For its part, the group describes several use cases: wealth management agents in banks, optimization of the customer journey in retail or even therapeutic orchestration systems in the pharmaceutical industry.

Publicis is gradually seeking to build an infrastructure capable of powering AI agents operating at the scale of large companies. This acquisition is a continuation of the acquisition of Epsilon Data Management in 2019. Arthur Sadoun himself establishes this link: “ After the acquisition of Epsilon in 2019, in the name of large-scale personalization and to allow our customers to regain control of their data in the face of walled gardens by switching from cookies to identity, we are today approaching the next step. »

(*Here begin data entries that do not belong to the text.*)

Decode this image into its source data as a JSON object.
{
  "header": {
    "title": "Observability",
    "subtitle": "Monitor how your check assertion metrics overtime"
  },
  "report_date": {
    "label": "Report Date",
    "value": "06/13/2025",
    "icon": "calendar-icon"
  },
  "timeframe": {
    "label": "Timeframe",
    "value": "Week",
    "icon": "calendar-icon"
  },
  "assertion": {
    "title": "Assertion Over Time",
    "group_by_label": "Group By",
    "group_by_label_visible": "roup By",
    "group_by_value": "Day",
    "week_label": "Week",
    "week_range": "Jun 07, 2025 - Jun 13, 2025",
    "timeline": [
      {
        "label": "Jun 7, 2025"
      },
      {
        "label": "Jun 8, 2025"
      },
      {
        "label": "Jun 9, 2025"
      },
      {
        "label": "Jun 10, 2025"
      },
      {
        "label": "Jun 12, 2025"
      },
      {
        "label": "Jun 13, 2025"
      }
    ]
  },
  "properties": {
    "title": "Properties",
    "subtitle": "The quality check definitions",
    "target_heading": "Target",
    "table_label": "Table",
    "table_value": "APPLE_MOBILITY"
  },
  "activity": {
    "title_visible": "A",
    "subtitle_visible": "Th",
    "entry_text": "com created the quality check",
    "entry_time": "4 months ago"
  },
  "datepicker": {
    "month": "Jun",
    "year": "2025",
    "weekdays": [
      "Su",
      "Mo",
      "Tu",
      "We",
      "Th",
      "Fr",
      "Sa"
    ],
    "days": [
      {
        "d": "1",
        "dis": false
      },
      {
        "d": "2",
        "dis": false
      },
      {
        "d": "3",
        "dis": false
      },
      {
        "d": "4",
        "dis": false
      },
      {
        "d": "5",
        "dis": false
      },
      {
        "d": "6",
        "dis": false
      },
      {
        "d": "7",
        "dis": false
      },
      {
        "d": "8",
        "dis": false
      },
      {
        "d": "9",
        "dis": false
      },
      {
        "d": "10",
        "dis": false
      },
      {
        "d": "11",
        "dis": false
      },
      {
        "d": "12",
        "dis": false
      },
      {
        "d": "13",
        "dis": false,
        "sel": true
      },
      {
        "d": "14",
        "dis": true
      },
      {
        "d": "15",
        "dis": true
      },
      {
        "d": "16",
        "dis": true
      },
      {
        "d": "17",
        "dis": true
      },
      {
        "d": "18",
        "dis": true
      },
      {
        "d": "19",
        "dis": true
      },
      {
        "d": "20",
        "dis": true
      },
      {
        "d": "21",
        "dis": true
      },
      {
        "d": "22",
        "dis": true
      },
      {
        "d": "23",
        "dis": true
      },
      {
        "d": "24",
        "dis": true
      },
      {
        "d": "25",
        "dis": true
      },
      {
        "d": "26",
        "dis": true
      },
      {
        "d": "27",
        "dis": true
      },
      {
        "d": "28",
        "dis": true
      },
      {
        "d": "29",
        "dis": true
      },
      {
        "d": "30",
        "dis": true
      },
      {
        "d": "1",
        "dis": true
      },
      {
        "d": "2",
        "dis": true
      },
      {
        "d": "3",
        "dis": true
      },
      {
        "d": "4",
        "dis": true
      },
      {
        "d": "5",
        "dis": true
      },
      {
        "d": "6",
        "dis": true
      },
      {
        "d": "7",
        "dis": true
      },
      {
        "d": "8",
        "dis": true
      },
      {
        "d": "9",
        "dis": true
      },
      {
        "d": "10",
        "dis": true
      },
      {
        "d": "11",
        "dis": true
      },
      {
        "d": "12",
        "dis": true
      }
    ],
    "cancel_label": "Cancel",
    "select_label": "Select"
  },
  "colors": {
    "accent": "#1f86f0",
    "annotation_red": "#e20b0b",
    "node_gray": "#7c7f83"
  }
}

By building the future of data co-creation, we give our customers the means to generate new, exclusive and proprietary data, to build the smartest and most differentiated AI agents on the best LLMs. »

The competitive context also sheds light on this operation; since the merger between Omnicom Group and Interpublic Group, the American group has claimed the position of world number one in the sector thanks to the combined size of its revenues.

Publicis, however, is seeking to shift the competitive playing field, where Omnicom is highlighting consolidation synergies, cost reductions and a massive $5 billion share buyback program, Publicis is seeking to expand its addressable market by building data, identity and artificial intelligence infrastructure.

This strategic divergence is significant, on the one hand, Omnicom is consolidating a traditional advertising market under pressure, on the other, Publicis is trying to position itself on the technological layers likely to become critical in the AI ​​agent economy.

The French group is thus seeking less to compete with historic advertising holding companies than with the infrastructures controlled by American technology giants. Publicis considers this acquisition as a direct growth accelerator. The group raises its 2027 and 2028 objectives to “+7% to +8% for net income and +8% to +10% for current EPS”, and also confirms its 2026 forecasts with organic growth of between 4% and 5%, an improvement in the operating margin and free cash flow expected around 2.1 billion euros.

The transaction is expected to be completed by the end of 2026, subject to regulatory approvals.